Semear ventos
Um eterno secretário-geral de um partido que se proclama "dos trabalhadores" mas no qual os trabalhadores jamais votam apressou-se a marcar presença no prime time televisivo da greve da CGTP, à meia-noite, falando com a autoridade política que os seus zero vírgula qualquer coisa obtidos nas urnas lhe conferem: «É preciso fazer tantas greves gerais quantas forem necessárias até derrubar o Governo. (...) É preciso que este governo tenha que morrer.»

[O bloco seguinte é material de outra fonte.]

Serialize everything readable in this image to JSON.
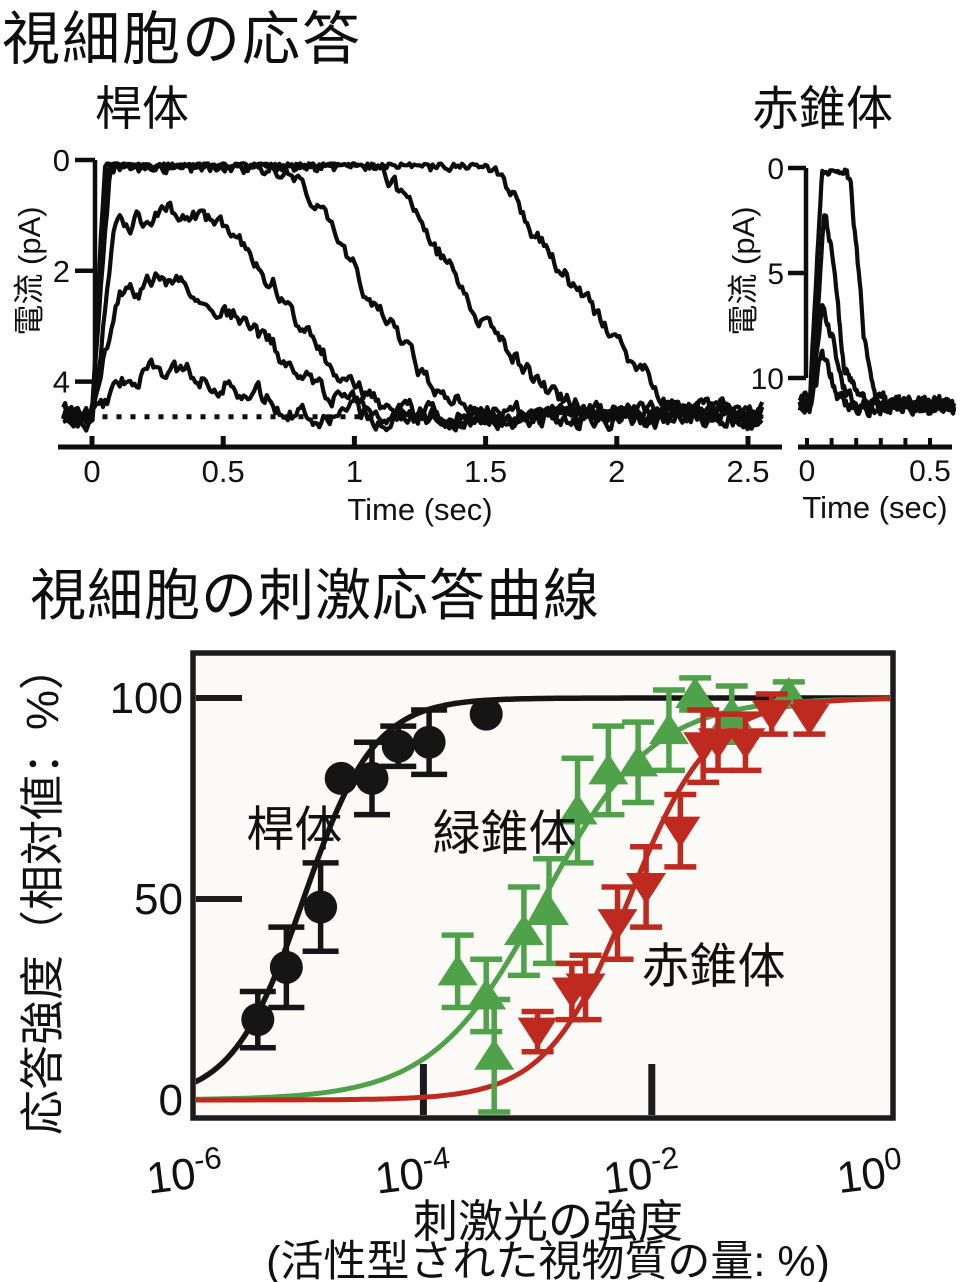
{
  "titles": {
    "main": "視細胞の応答",
    "rod": "桿体",
    "red_cone": "赤錐体",
    "section2": "視細胞の刺激応答曲線"
  },
  "colors": {
    "trace_black": "#0d0d0d",
    "rod_series": "#151515",
    "green_cone_series": "#4fa24a",
    "red_cone_series": "#bf2a20",
    "frame": "#1c1c1c",
    "plot_bg": "#fbfaf6"
  },
  "chart_data": [
    {
      "id": "rod_current_traces",
      "type": "line",
      "title": "桿体",
      "xlabel": "Time (sec)",
      "ylabel": "電流 (pA)",
      "xlim": [
        0,
        2.5
      ],
      "xticks": [
        0,
        0.5,
        1,
        1.5,
        2,
        2.5
      ],
      "xtick_labels": [
        "0",
        "0.5",
        "1",
        "1.5",
        "2",
        "2.5"
      ],
      "yticks": [
        0,
        2,
        4
      ],
      "ytick_labels": [
        "0",
        "2",
        "4"
      ],
      "y_axis_inverted_note": "0 pA at top, 4 pA lower; responses rise toward 0",
      "baseline_pA": 4.6,
      "noise_pA": 0.12,
      "t_start": -0.11,
      "t_end": 2.56,
      "dt": 0.008,
      "dotted_baseline": {
        "t_start": 0.04,
        "t_end": 1.09
      },
      "traces": [
        {
          "peak_pA": 0.8,
          "keys": [
            [
              0,
              0
            ],
            [
              0.15,
              0.72
            ],
            [
              0.3,
              0.8
            ],
            [
              0.5,
              0.62
            ],
            [
              0.75,
              0.1
            ],
            [
              0.92,
              0
            ]
          ]
        },
        {
          "peak_pA": 2.45,
          "keys": [
            [
              0,
              0
            ],
            [
              0.1,
              2.2
            ],
            [
              0.3,
              2.45
            ],
            [
              0.55,
              1.8
            ],
            [
              0.85,
              0.5
            ],
            [
              1.05,
              0
            ]
          ]
        },
        {
          "peak_pA": 3.7,
          "keys": [
            [
              0,
              0
            ],
            [
              0.09,
              3.4
            ],
            [
              0.35,
              3.7
            ],
            [
              0.6,
              3.0
            ],
            [
              0.95,
              0.6
            ],
            [
              1.2,
              0
            ]
          ]
        },
        {
          "peak_pA": 4.6,
          "keys": [
            [
              0,
              0
            ],
            [
              0.07,
              4.55
            ],
            [
              0.75,
              4.5
            ],
            [
              1.05,
              2.2
            ],
            [
              1.3,
              0.4
            ],
            [
              1.5,
              0
            ]
          ]
        },
        {
          "peak_pA": 4.6,
          "keys": [
            [
              0,
              0
            ],
            [
              0.06,
              4.6
            ],
            [
              1.1,
              4.55
            ],
            [
              1.45,
              2.0
            ],
            [
              1.75,
              0.3
            ],
            [
              1.95,
              0
            ]
          ]
        },
        {
          "peak_pA": 4.6,
          "keys": [
            [
              0,
              0
            ],
            [
              0.05,
              4.6
            ],
            [
              1.5,
              4.55
            ],
            [
              1.95,
              1.6
            ],
            [
              2.2,
              0.25
            ],
            [
              2.45,
              0
            ]
          ]
        }
      ]
    },
    {
      "id": "red_cone_current_traces",
      "type": "line",
      "title": "赤錐体",
      "xlabel": "Time (sec)",
      "ylabel": "電流 (pA)",
      "xlim": [
        0,
        0.5
      ],
      "xticks": [
        0,
        0.1,
        0.2,
        0.3,
        0.4,
        0.5
      ],
      "xtick_labels": [
        "0",
        "",
        "",
        "",
        "",
        "0.5"
      ],
      "yticks": [
        0,
        5,
        10
      ],
      "ytick_labels": [
        "0",
        "5",
        "10"
      ],
      "baseline_pA": 11.3,
      "noise_pA": 0.22,
      "t_start": -0.03,
      "t_end": 0.6,
      "dt": 0.004,
      "traces": [
        {
          "peak_pA": 11.3,
          "keys": [
            [
              0.01,
              0
            ],
            [
              0.06,
              10.9
            ],
            [
              0.09,
              11.3
            ],
            [
              0.12,
              11.1
            ],
            [
              0.15,
              11.3
            ],
            [
              0.18,
              10.2
            ],
            [
              0.23,
              3.5
            ],
            [
              0.28,
              0.6
            ],
            [
              0.33,
              0
            ]
          ]
        },
        {
          "peak_pA": 9.1,
          "keys": [
            [
              0.015,
              0
            ],
            [
              0.07,
              9.1
            ],
            [
              0.1,
              7.5
            ],
            [
              0.15,
              2.0
            ],
            [
              0.2,
              0.4
            ],
            [
              0.25,
              0
            ]
          ]
        },
        {
          "peak_pA": 4.8,
          "keys": [
            [
              0.015,
              0
            ],
            [
              0.065,
              4.8
            ],
            [
              0.1,
              3.2
            ],
            [
              0.15,
              0.8
            ],
            [
              0.19,
              0
            ]
          ]
        },
        {
          "peak_pA": 2.5,
          "keys": [
            [
              0.02,
              0
            ],
            [
              0.06,
              2.5
            ],
            [
              0.09,
              1.6
            ],
            [
              0.13,
              0.4
            ],
            [
              0.17,
              0
            ]
          ]
        }
      ]
    },
    {
      "id": "stimulus_response_curves",
      "type": "scatter",
      "title": "視細胞の刺激応答曲線",
      "xlabel_line1": "刺激光の強度",
      "xlabel_line2": "(活性型された視物質の量: %)",
      "ylabel": "応答強度（相対値：%）",
      "x_scale": "log10",
      "xlim_log": [
        -6.0,
        0.0
      ],
      "ylim": [
        0,
        100
      ],
      "xticks": [
        {
          "log": -6,
          "base": "10",
          "exp": "-6"
        },
        {
          "log": -4,
          "base": "10",
          "exp": "-4"
        },
        {
          "log": -2,
          "base": "10",
          "exp": "-2"
        },
        {
          "log": 0,
          "base": "10",
          "exp": "0"
        }
      ],
      "yticks": [
        {
          "value": 100,
          "label": "100"
        },
        {
          "value": 50,
          "label": "50"
        },
        {
          "value": 0,
          "label": "0"
        }
      ],
      "series": [
        {
          "name": "桿体",
          "marker": "circle",
          "color": "#151515",
          "sigmoid": {
            "half_log": -5.05,
            "hill": 1.4,
            "max": 100
          },
          "points": [
            {
              "log": -5.45,
              "y": 20,
              "err": 7
            },
            {
              "log": -5.2,
              "y": 33,
              "err": 10
            },
            {
              "log": -4.9,
              "y": 48,
              "err": 11
            },
            {
              "log": -4.72,
              "y": 80,
              "err": 0
            },
            {
              "log": -4.45,
              "y": 80,
              "err": 9
            },
            {
              "log": -4.22,
              "y": 88,
              "err": 5
            },
            {
              "log": -3.95,
              "y": 89,
              "err": 8
            },
            {
              "log": -3.45,
              "y": 96,
              "err": 0
            }
          ]
        },
        {
          "name": "緑錐体",
          "marker": "triangle-up",
          "color": "#4fa24a",
          "sigmoid": {
            "half_log": -2.95,
            "hill": 0.9,
            "max": 100
          },
          "points": [
            {
              "log": -3.7,
              "y": 32,
              "err": 9
            },
            {
              "log": -3.45,
              "y": 26,
              "err": 9
            },
            {
              "log": -3.38,
              "y": 11,
              "err": 14
            },
            {
              "log": -3.12,
              "y": 42,
              "err": 11
            },
            {
              "log": -2.9,
              "y": 47,
              "err": 13
            },
            {
              "log": -2.65,
              "y": 72,
              "err": 13
            },
            {
              "log": -2.38,
              "y": 82,
              "err": 11
            },
            {
              "log": -2.12,
              "y": 84,
              "err": 10
            },
            {
              "log": -1.85,
              "y": 92,
              "err": 10
            },
            {
              "log": -1.62,
              "y": 101,
              "err": 4
            },
            {
              "log": -1.3,
              "y": 96,
              "err": 7
            },
            {
              "log": -0.8,
              "y": 101,
              "err": 3
            }
          ]
        },
        {
          "name": "赤錐体",
          "marker": "triangle-down",
          "color": "#bf2a20",
          "sigmoid": {
            "half_log": -2.2,
            "hill": 1.2,
            "max": 100
          },
          "points": [
            {
              "log": -3.0,
              "y": 17,
              "err": 5
            },
            {
              "log": -2.7,
              "y": 27,
              "err": 7
            },
            {
              "log": -2.58,
              "y": 28,
              "err": 8
            },
            {
              "log": -2.3,
              "y": 44,
              "err": 9
            },
            {
              "log": -2.05,
              "y": 53,
              "err": 10
            },
            {
              "log": -1.75,
              "y": 67,
              "err": 9
            },
            {
              "log": -1.55,
              "y": 88,
              "err": 9
            },
            {
              "log": -1.42,
              "y": 89,
              "err": 7
            },
            {
              "log": -1.18,
              "y": 89,
              "err": 7
            },
            {
              "log": -0.95,
              "y": 96,
              "err": 5
            },
            {
              "log": -0.62,
              "y": 95,
              "err": 4
            }
          ]
        }
      ],
      "inplot_labels": [
        {
          "text": "桿体",
          "log": -5.13,
          "pct": 67.5
        },
        {
          "text": "緑錐体",
          "log": -3.29,
          "pct": 66.5
        },
        {
          "text": "赤錐体",
          "log": -1.46,
          "pct": 33.5
        }
      ]
    }
  ]
}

Felizmente nenhum assalariado português, esteja ou não esteja em greve, se revê nesta linguagem bélica de quem diz representar "a classe operária e os restantes trabalhadores" e é incapaz de aceitar os mecanismos elementares da democracia representativa. No sistema democrático que felizmente é o nosso, há adversários políticos e não inimigos, como a alusão à "morte", com o seu simbolismo carregado de ódio, deixaria entender. Quanto ao facto de greves sucessivas poderem contribuir para o derrube de governos escolhidos nas urnas, basta lembrar os trágicos resultados do Chile de 1973 que deviam funcionar como alerta para quem gosta de semear ventos ansiando por tempestades.
A história pode sempre repetir-se - e, ao contrário do que escreveu Marx, não necessariamente como farsa.